At issue is the explanation Rice offered in a series of talk show appearances five days after the attack that killed U.S. Ambassador Chris Stevens and three other Americans.
Rice has conceded in private meetings with lawmakers that her initial account ? that a spontaneous demonstration over an anti-Muslim video produced in the U.S. triggered the attack ? was wrong, but she has insisted she was not trying to mislead the American people. That account was provided by intelligence officials who have since said their understanding of the attack evolved as more information came to light.
Appearing on Sunday talk shows, two of Rice's fiercest critics, Sens. Kelly Ayotte, R-N.H., and Lindsey Graham, R-S.C., said Rice's account went beyond talking points that the intelligence agencies gave her. For one, they noted she had said that security at the Benghazi mission was "strong, substantial and significant."
That statement "was not supported by the talking points," Ayotte said, noting that Rice was privy to more than just the unclassified material she discussed on television, including secret intelligence briefings that pointed to al-Qaida involvement in the attack.
"I think her story on 16th of September was a political story designed to help the president three weeks before the election, and she should be held accountable for that," Graham said. He added that Rice's comments were "a treasure trove of misleading statements that have the effect of helping the president."
Rice met with both Graham and Ayotte last week to explain the situation, but Graham said Rice "didn't do herself much good" in the encounter.
Sen. Bob Corker, R-Tenn., said he and others questioned whether Rice was acting as a diplomat or a "political operative."
Democrats, though, said Rice is being unfairly victimized for repeating erroneous talking points circulated by the intelligence community.
"Nothing that I have heard, in my mind, would disqualify her" from being secretary of state, said Sen. Mark Warner, D-Va.
Missouri Democratic Sen. Claire McCaskill said what's happening to Rice is "terribly unfair" and a brighter light should be shone on the role of former CIA chief David Petraeus and his agency.
"The talking points came from the intelligence community, yet you don't hear one criticism of David Petraeus. It was his shop that produced the talking points that Susan Rice talked about. ... Is there a double standard here? It appears to most of us that there is. A very unfair one," she said.
"It is terribly unfair that she should be the scapegoat for this when really the failures ought to be at the lap of the head of the intelligence community that produced these talking points but none of these guys will say a word about David Petraeus," McCaskill added.

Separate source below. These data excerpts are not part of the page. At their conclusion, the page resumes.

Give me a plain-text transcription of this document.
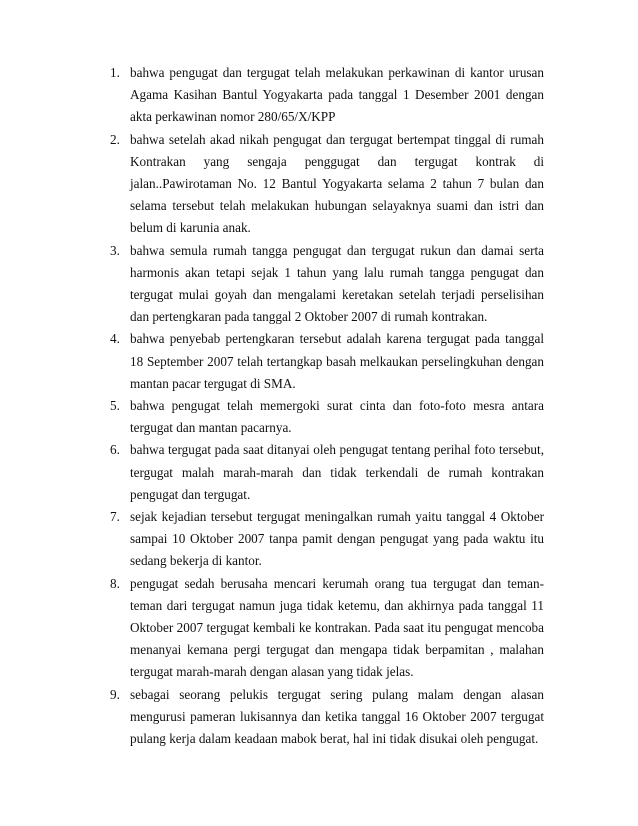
1. bahwa pengugat dan tergugat telah melakukan perkawinan di kantor urusan Agama Kasihan Bantul Yogyakarta pada tanggal 1 Desember 2001 dengan akta perkawinan nomor 280/65/X/KPP
2. bahwa setelah akad nikah pengugat dan tergugat bertempat tinggal di rumah Kontrakan yang sengaja penggugat dan tergugat kontrak di jalan..Pawirotaman No. 12 Bantul Yogyakarta selama 2 tahun 7 bulan dan selama tersebut telah melakukan hubungan selayaknya suami dan istri dan belum di karunia anak.
3. bahwa semula rumah tangga pengugat dan tergugat rukun dan damai serta harmonis akan tetapi sejak 1 tahun yang lalu rumah tangga pengugat dan tergugat mulai goyah dan mengalami keretakan setelah terjadi perselisihan dan pertengkaran pada tanggal 2 Oktober 2007 di rumah kontrakan.
4. bahwa penyebab pertengkaran tersebut adalah karena tergugat pada tanggal 18 September 2007 telah tertangkap basah melkaukan perselingkuhan dengan mantan pacar tergugat di SMA.
5. bahwa pengugat telah memergoki surat cinta dan foto-foto mesra antara tergugat dan mantan pacarnya.
6. bahwa tergugat pada saat ditanyai oleh pengugat tentang perihal foto tersebut, tergugat malah marah-marah dan tidak terkendali de rumah kontrakan pengugat dan tergugat.
7. sejak kejadian tersebut tergugat meningalkan rumah yaitu tanggal 4 Oktober sampai 10 Oktober 2007 tanpa pamit dengan pengugat yang pada waktu itu sedang bekerja di kantor.
8. pengugat sedah berusaha mencari kerumah orang tua tergugat dan teman-teman dari tergugat namun juga tidak ketemu, dan akhirnya pada tanggal 11 Oktober 2007 tergugat kembali ke kontrakan. Pada saat itu pengugat mencoba menanyai kemana pergi tergugat dan mengapa tidak berpamitan , malahan tergugat marah-marah dengan alasan yang tidak jelas.
9. sebagai seorang pelukis tergugat sering pulang malam dengan alasan mengurusi pameran lukisannya dan ketika tanggal 16 Oktober 2007 tergugat pulang kerja dalam keadaan mabok berat, hal ini tidak disukai oleh pengugat.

Diane Feinstein, D-Calif., chair of the Senate Intelligence Committee, said she thought one of the problems was the distribution of unclassified talking points and suggested that incomplete information should not be put out, particularly if it differed from classified material.

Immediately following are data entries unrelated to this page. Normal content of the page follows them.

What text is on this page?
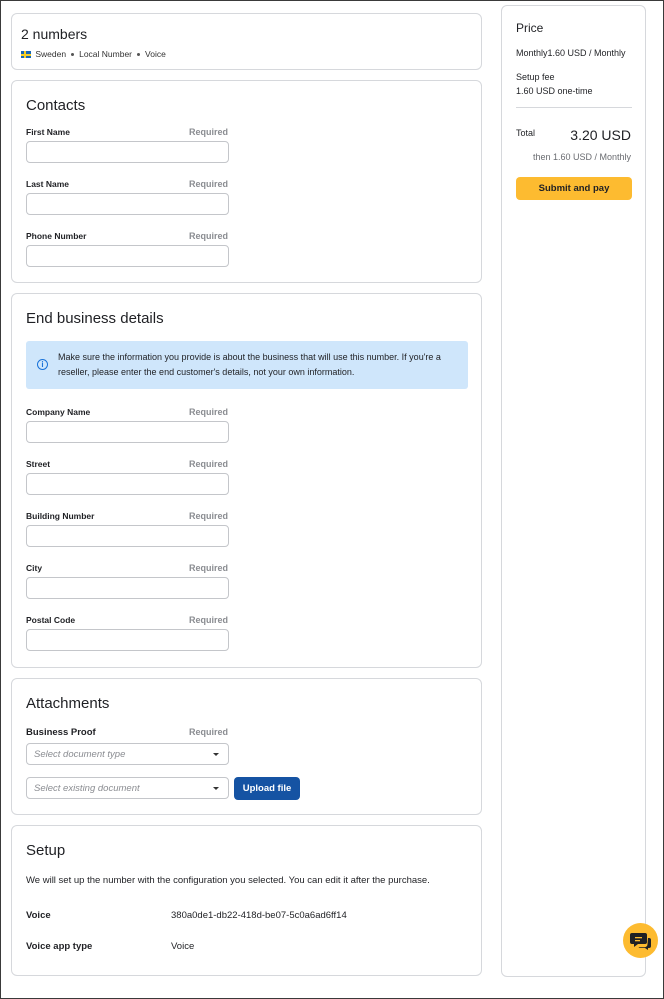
2 numbers
Sweden Local Number Voice
Contacts
First Name	Required
Last Name	Required
Phone Number	Required
End business details
i
Make sure the information you provide is about the business that will use this number. If you're a reseller, please enter the end customer's details, not your own information.
Company Name	Required
Street	Required
Building Number	Required
City	Required
Postal Code	Required
Attachments
Business Proof	Required
Select document type
Select existing document	Upload file
Setup
We will set up the number with the configuration you selected. You can edit it after the purchase.
Voice	380a0de1-db22-418d-be07-5c0a6ad6ff14
Voice app type	Voice
Price
Monthly1.60 USD / Monthly
Setup fee
1.60 USD one-time
Total	3.20 USD
then 1.60 USD / Monthly
Submit and pay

All the lawmakers said they believed that inadequate security at the mission must be investigated and corrected so that Benghazi is not repeated.
Rep. Mike Rogers, R-Mich., the chairman of the House Intelligence Committee, said he the lack of security constituted "gross negligence."
Ayotte and Warner were on CNN's "State of the Union." Corker and McCaskill spoke on NBC's "Meet the Press" and Graham, Feinstein and Rogers appeared on CBS' "Face the Nation."